Валдай кивнул. Запомнил. Она разговаривала с высоким амбалом. И тот ей что-то передавал. Вроде конверта.
– Значит, они знакомы… – задумчиво заметил Юрай.
У Валдая удивленно поднялись брови.
– Конечно. Он ей сказал: «Чего долго? Я уже начал злиться». А она ему: «Нервы надо лечить».

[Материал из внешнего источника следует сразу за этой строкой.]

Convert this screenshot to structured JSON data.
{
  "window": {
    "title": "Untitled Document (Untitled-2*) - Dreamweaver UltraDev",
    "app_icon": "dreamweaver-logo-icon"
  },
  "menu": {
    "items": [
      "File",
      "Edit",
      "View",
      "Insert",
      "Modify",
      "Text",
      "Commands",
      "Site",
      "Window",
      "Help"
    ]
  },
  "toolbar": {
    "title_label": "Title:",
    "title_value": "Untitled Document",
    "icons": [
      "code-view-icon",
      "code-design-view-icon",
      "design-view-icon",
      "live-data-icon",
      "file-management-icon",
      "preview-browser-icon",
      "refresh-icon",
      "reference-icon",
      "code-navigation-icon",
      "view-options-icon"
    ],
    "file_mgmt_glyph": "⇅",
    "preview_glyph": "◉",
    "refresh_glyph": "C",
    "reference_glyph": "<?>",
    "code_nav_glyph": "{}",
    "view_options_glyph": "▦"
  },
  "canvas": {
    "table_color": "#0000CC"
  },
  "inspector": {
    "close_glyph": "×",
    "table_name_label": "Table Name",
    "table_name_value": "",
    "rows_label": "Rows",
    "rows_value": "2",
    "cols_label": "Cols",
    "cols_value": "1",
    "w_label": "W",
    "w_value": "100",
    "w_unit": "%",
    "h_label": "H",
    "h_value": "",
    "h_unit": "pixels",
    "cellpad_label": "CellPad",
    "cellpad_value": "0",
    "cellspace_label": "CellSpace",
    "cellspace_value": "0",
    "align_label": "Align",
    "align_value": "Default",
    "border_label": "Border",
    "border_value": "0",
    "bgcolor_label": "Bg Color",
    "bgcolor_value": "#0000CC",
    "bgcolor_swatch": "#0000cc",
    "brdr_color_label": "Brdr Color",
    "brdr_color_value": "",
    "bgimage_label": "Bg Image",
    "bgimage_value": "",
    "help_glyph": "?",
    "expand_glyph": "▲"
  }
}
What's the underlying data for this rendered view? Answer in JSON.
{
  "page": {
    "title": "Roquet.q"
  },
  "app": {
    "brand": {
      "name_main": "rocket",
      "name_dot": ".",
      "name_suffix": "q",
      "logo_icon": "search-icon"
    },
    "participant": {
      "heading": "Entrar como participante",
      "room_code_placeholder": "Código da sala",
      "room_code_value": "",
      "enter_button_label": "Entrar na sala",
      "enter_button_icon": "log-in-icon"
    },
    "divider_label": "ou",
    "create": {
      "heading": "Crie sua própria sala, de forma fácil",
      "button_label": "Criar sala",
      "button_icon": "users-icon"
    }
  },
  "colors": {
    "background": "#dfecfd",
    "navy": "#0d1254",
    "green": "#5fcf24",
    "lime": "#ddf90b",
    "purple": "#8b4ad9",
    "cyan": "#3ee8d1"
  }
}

– Она ехала вместе с Ритой.
И снова при имени Риты лицо Валдая стало непроницаемым. Про нее он говорить не хотел. Но от кого, кроме как от Риты, мог он узнать, в каком вагоне ехал Юрай? Ведь на его же окно он пялился! На его!
Но Валдай качал головой: не видел, не знаю, не мое дело.
Потом пили водку, настоянную на ореховых перепонках, заедали слабосоленой горбушей, и Валдай сказал:
– Я, Юрай, всю сволочь в своей жизни победил.
– Ты что имеешь в виду? – спросил Юрай.
– Сволочь, – ответил Валдай.
– Извини и не обижайся. Но не Риту же ты имеешь в виду?
– Почему не ее? И ее тоже. Она умерла правильно, Юрай. Я этого хотел.
– Мало ли что я хочу?
– Надо хотеть сильно, Юрай. Очень…
– Тогда ты убийца, Валдай.
– Нет. Я ее и пальцем не тронул.
– Ты ее видел в поезде?
– Нет, – ответил Валдай. – Нет и нет. Другого ответа не будет.
– Значит, видел…
– Нет… Я просто гулял. В Харькове я всегда гуляю.
– Что-то здесь не так, – сказал Юрай.
– Все так… А насчет черненькой… Был амбал, и был конверт.
– Знаешь, кто этот амбал? Аленин муж… Он лежит сейчас в больнице.
Валдай присвистнул.
– Аленин? Тогда, пожалуй, я ничего не видел. Точно не видел. Я был выпивши. Я в Харькове всегда бываю выпивши.
– Валдай! Опомнись! Две же смерти!
– Одна, – ответил он, – потому что другая правильная. А Алена хорошая баба. Она мне дороже той, черноголовой. Поэтому забудь. Я, Юрай, в Харькове гулял пьяный… Могу предъявить попутчиков. – И тут он заорал: – Так ты приехал вынюхивать? Так ты кто у них? Доброволец сыска?
Пришлось поклясться, что он у них никто. Просто, мол, зашел разговор.
– А дом у тебя, Валдай, игрушечка. Рукастый ты мужик, Валдай! Талант! Таким бы, как ты, да волю!
Валдай кивал головой. И от слова «талант» не засмущался. Валдай себя ценил и уважал. И он видел в поезде Риту, видел! Но к смерти ее он не мог иметь отношения.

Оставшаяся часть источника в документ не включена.